1. Evaluation Strategy

Before looking into specific evaluation areas, it’s important to first have a high-level strategy. Once the goal is clear, you can work and produce quality results in a more structured manner. This section covers how an end-to-end evaluation plan should look — the approach you should follow to test the credibility of your Gen AI application.

The following are the key areas we cover:

Evaluation Methods — Manual vs. automated, and which automated approach to pick
Test Set Design — How to build a test set that covers your application’s full surface area
Dataset Generation — Where the test cases come from
Evaluation Design — How to turn evaluation results into actionable decisions

Evaluation Methods

There are two broad categories: manual (human review) and automated (rule-based or LLM-as-judge).

Manual — Human Review

Manual evaluation cannot be fully replaced. A part of review will always be required, even if you are using automated approaches — a human feedback loop is necessary. The person reviewing the LLM output should be well-versed in what they are building.

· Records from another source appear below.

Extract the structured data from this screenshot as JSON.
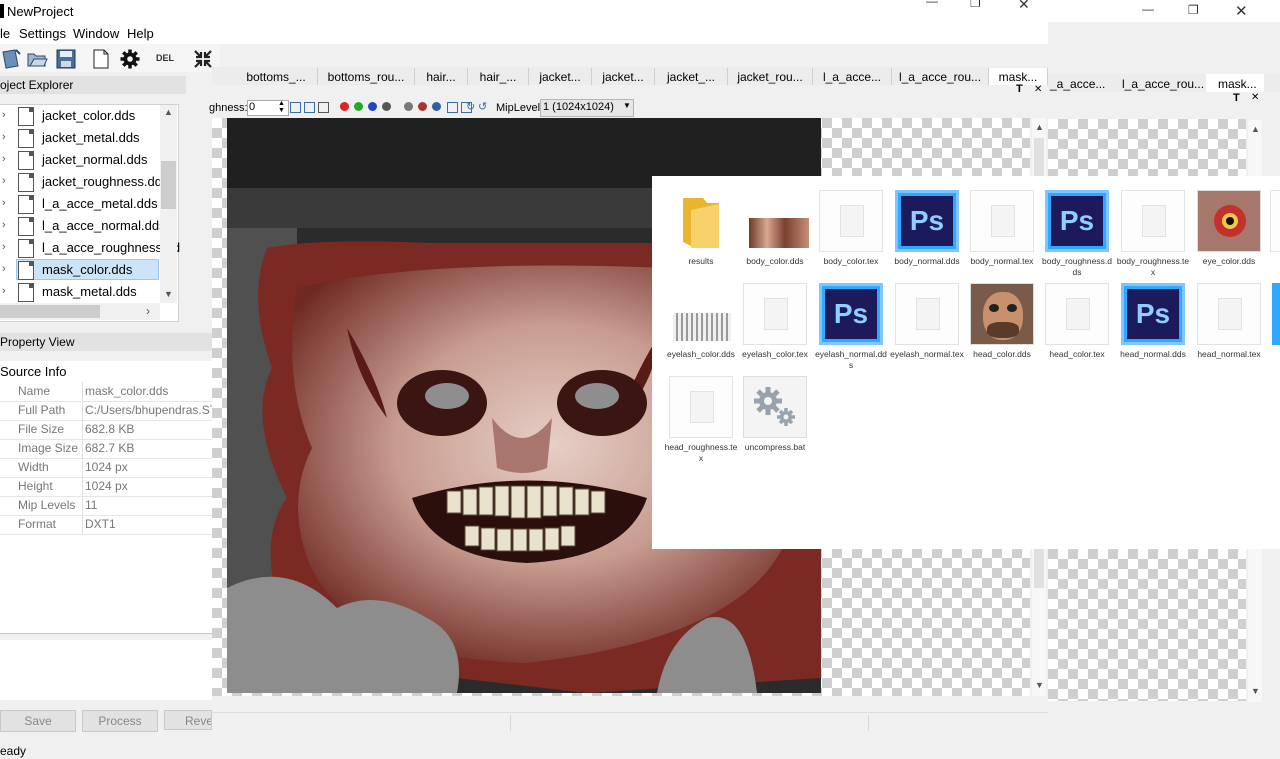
{
  "app": {
    "title": "NewProject",
    "status": "eady"
  },
  "menu": [
    "le",
    "Settings",
    "Window",
    "Help"
  ],
  "toolbar": {
    "del_label": "DEL"
  },
  "window_controls": {
    "minimize": "—",
    "maximize": "❐",
    "close": "✕"
  },
  "tabs": [
    "bottoms_...",
    "bottoms_rou...",
    "hair...",
    "hair_...",
    "jacket...",
    "jacket...",
    "jacket_...",
    "jacket_rou...",
    "l_a_acce...",
    "l_a_acce_rou...",
    "mask..."
  ],
  "back_tabs": [
    "_a_acce...",
    "l_a_acce_rou...",
    "mask..."
  ],
  "project_explorer": {
    "title": "oject Explorer",
    "items": [
      "jacket_color.dds",
      "jacket_metal.dds",
      "jacket_normal.dds",
      "jacket_roughness.dds",
      "l_a_acce_metal.dds",
      "l_a_acce_normal.dds",
      "l_a_acce_roughness.dd",
      "mask_color.dds",
      "mask_metal.dds"
    ],
    "selected_index": 7
  },
  "property_view": {
    "title": "Property View",
    "section": "Source Info",
    "rows": [
      {
        "k": "Name",
        "v": "mask_color.dds"
      },
      {
        "k": "Full Path",
        "v": "C:/Users/bhupendras.ST"
      },
      {
        "k": "File Size",
        "v": "682.8 KB"
      },
      {
        "k": "Image Size",
        "v": "682.7 KB"
      },
      {
        "k": "Width",
        "v": "1024 px"
      },
      {
        "k": "Height",
        "v": "1024 px"
      },
      {
        "k": "Mip Levels",
        "v": "11"
      },
      {
        "k": "Format",
        "v": "DXT1"
      }
    ]
  },
  "buttons": {
    "save": "Save",
    "process": "Process",
    "revert": "Rever"
  },
  "viewer": {
    "roughness_label": "ghness:",
    "roughness_value": "0",
    "mip_label": "MipLevel:",
    "mip_value": "1 (1024x1024)",
    "pin_label": "T",
    "close_label": "✕"
  },
  "explorer": {
    "items": [
      {
        "name": "results",
        "icon": "folder-icon"
      },
      {
        "name": "body_color.dds",
        "icon": "texture-thumb"
      },
      {
        "name": "body_color.tex",
        "icon": "document-icon"
      },
      {
        "name": "body_normal.dds",
        "icon": "photoshop-icon"
      },
      {
        "name": "body_normal.tex",
        "icon": "document-icon"
      },
      {
        "name": "body_roughness.dds",
        "icon": "photoshop-icon"
      },
      {
        "name": "body_roughness.tex",
        "icon": "document-icon"
      },
      {
        "name": "eye_color.dds",
        "icon": "eye-thumb"
      },
      {
        "name": "eyelash_color.dds",
        "icon": "eyelash-thumb"
      },
      {
        "name": "eyelash_color.tex",
        "icon": "document-icon"
      },
      {
        "name": "eyelash_normal.dds",
        "icon": "photoshop-icon"
      },
      {
        "name": "eyelash_normal.tex",
        "icon": "document-icon"
      },
      {
        "name": "head_color.dds",
        "icon": "face-thumb"
      },
      {
        "name": "head_color.tex",
        "icon": "document-icon"
      },
      {
        "name": "head_normal.dds",
        "icon": "photoshop-icon"
      },
      {
        "name": "head_normal.tex",
        "icon": "document-icon"
      },
      {
        "name": "head_roughness.tex",
        "icon": "document-icon"
      },
      {
        "name": "uncompress.bat",
        "icon": "gear-file-icon"
      }
    ],
    "ps_text": "Ps"
  },
  "colors": {
    "selection": "#cce4f7",
    "ps_bg": "#1d1a5c",
    "ps_border": "#31a8ff",
    "folder": "#f7c948"
  }
}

The downside is that manual QA takes significantly more time and in many cases is simply not feasible. Consider a RAG application with 10,000 documents — a manual reviewer, or even a team of them, won’t be able to fully cover it.

Method	When to Use	Pros	Cons
Human Review	High-stakes decisions, edge cases, calibrating automated judges	Gold-standard quality signal; catches subtle issues machines miss	Expensive, slow, doesn’t scale; inter-rater disagreement

Automated

To scale evaluation, we need automated approaches. There are two major ones:

Rule-Based

Rule-based methods use deterministic checks like cosine similarity, regex matching, keyword presence, or schema validation. For example, you compare the LLM output against a ground truth using embedding similarity and threshold it — if the score is above the threshold, it passes; otherwise it fails.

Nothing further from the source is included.